The Alice Paradox

Lewis Carol’s tales of Alice, the White Rabbit and other assorted fantasy figures are an unlikely beginning to a blog on 21st Century decision making.  So let me offer the reader an immediate clue, this about how make-believe, or as Carol called it ‘Wonderland’ now appears to be a standard and highly dangerous part of the executive toolbox.  Which leads to the Alice Paradox whereby decision makers find themselves being able to know so much but understand so little.  Thus making poor decisions.   

For those tempted to dismiss this idea, let me refer you to the collapse of Carillion and the ‘culture of denial’ among its main board.  Or perhaps G4S and the ‘humiliating shambles’ of its failure to provide sufficient security guards for the London Olympics.   Or even our own government and its ability to underestimate and overlook despite explicit warnings as to the consequences of doing so.  While all these examples are different, they all have two things in common.  First, the leaders and senior decision makers involved were clearly chasing images of the future that were simply not viable. And second, the same leaders and decision makers continued to pursue these impossible futures despite being warned of the consequences.     The question, therefore, is why?  

Well, there are numerous reasons.  Among them is that they perhaps simply did not wish to see the signs themselves, or hear other’s opinion of them.  The reasons for this are likely to be organisational and behavioural (and the topic of a future blog).  Where I want to focus today is on the ‘Alice Paradox’ or the increasing ability to know so much but understand so little.  This conflation of knowledge and understanding is already a problem for today’s leaders and executives, and one that will get worse.  Because the Alice Paradox is an inescapable condition of the emerging information age in which we now all live, work and make decisions.      
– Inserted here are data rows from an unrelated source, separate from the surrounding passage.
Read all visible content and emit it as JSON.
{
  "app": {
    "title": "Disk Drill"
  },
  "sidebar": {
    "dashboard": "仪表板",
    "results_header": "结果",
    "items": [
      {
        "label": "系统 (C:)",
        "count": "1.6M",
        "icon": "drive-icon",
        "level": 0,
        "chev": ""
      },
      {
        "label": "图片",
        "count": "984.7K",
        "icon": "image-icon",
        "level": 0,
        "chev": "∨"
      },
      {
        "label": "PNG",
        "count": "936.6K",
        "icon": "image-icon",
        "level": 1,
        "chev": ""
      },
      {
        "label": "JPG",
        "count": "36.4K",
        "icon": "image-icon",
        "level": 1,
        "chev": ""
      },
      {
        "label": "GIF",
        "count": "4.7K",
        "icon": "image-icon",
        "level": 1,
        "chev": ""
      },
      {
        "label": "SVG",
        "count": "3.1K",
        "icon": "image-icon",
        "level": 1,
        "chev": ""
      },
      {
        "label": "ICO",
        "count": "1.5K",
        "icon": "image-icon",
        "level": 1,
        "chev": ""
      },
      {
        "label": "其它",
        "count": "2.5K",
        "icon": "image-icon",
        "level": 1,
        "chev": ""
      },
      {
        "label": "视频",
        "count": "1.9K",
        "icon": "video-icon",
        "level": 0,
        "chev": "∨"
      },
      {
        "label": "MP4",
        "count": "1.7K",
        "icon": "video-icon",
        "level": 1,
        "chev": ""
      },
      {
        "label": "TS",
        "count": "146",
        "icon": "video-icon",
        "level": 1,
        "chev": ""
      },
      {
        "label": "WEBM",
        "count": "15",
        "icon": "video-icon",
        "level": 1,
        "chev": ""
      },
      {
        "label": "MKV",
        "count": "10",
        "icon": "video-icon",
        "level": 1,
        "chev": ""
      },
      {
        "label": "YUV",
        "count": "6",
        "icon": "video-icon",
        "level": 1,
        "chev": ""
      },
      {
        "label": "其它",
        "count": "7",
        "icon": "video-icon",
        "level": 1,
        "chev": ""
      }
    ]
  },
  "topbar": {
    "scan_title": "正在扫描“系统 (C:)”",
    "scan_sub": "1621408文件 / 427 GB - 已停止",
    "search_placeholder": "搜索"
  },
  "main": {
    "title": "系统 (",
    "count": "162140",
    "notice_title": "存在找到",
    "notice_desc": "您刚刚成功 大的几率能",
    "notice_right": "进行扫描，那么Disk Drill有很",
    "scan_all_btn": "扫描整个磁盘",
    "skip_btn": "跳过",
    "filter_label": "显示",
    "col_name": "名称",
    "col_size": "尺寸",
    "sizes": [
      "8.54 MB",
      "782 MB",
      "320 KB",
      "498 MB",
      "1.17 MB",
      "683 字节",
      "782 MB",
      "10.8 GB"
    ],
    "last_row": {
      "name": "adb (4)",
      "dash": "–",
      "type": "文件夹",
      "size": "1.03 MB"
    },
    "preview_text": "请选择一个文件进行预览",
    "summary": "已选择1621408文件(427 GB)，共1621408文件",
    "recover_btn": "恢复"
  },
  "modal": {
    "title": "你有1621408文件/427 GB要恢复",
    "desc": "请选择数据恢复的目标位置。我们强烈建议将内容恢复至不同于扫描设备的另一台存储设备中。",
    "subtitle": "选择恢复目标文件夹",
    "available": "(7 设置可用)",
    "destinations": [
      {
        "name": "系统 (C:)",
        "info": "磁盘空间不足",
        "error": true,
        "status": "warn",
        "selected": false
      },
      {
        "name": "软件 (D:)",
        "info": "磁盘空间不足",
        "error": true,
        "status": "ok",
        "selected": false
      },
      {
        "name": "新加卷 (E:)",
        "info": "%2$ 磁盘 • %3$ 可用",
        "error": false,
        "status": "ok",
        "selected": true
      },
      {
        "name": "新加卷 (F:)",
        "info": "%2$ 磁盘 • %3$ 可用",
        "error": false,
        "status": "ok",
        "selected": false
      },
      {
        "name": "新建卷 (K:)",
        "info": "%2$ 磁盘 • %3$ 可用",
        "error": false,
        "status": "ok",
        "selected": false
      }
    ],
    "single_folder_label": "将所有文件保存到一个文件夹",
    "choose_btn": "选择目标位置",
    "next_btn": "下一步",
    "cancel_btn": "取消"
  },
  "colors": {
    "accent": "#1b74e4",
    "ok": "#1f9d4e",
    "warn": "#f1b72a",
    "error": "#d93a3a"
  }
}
To explain the Alice Paradox we need to return to Wonderland.  Because it was here that Alice was encouraged to believe ‘six impossible things before breakfast’.  This type of behaviour is not limited to the fantasy world of Wonderland.  Nor is it uncommon.  The past and present are littered with occasions when decision makers have ignored reality, leading to unwanted results and unintended consequences.  For those tempted to dispute this, please refer to paragraph 2 above.  I’m also tempted to say ‘Br..it’ here but will resist the urge, although believing impossible things before, during and after breakfast seems to have occurred throughout its negotiation.      

So what causes this behaviour?  Well, there are many individual factors involved in the Alice Paradox.  But present in almost all examples is an unrealistic view of the future and insufficient challenge of convention and bias when making decisions.  All of which skew the interpretation of information towards ‘impossible’ outcomes.  This inherent human behaviour is not helped by the ‘Information Age’ in which we now all live.  In the Information Age we have easy and rapid access to sufficient data that the information it apparently contains has (apparently) become a source of power on its own.  In other words, information alone has become an irrefutable basis on which to make decisions.  But there is a problem here as well.

Nobody can doubt the now ubiquitous nature of information and the ever-increasing volume of it available via the Web.  It is everywhere, collected by (or from) almost everyone with a laptop and available to anyone with nothing more sophisticated than a mobile phone.  But endless information is not necessarily beneficial, particularly to decision makers.  In fact, it can often leave those who seek it unable to derive a single clear and definitive answer.  The ambiguity this generates reinforces natural human behaviour to choose images of the future that are familiar to the decision maker.  Familiar because they offer a more known (to the decision maker) and thus comfortable outcome.     But familiar visions and comfortable decisions do not mean that either will be right or even useful.  

This then is the Alice Paradox – the increasing ability to know so much but understand so little.  Decision makers who wish to avoid it need access to independently-generated Insight and Alternative Thinking.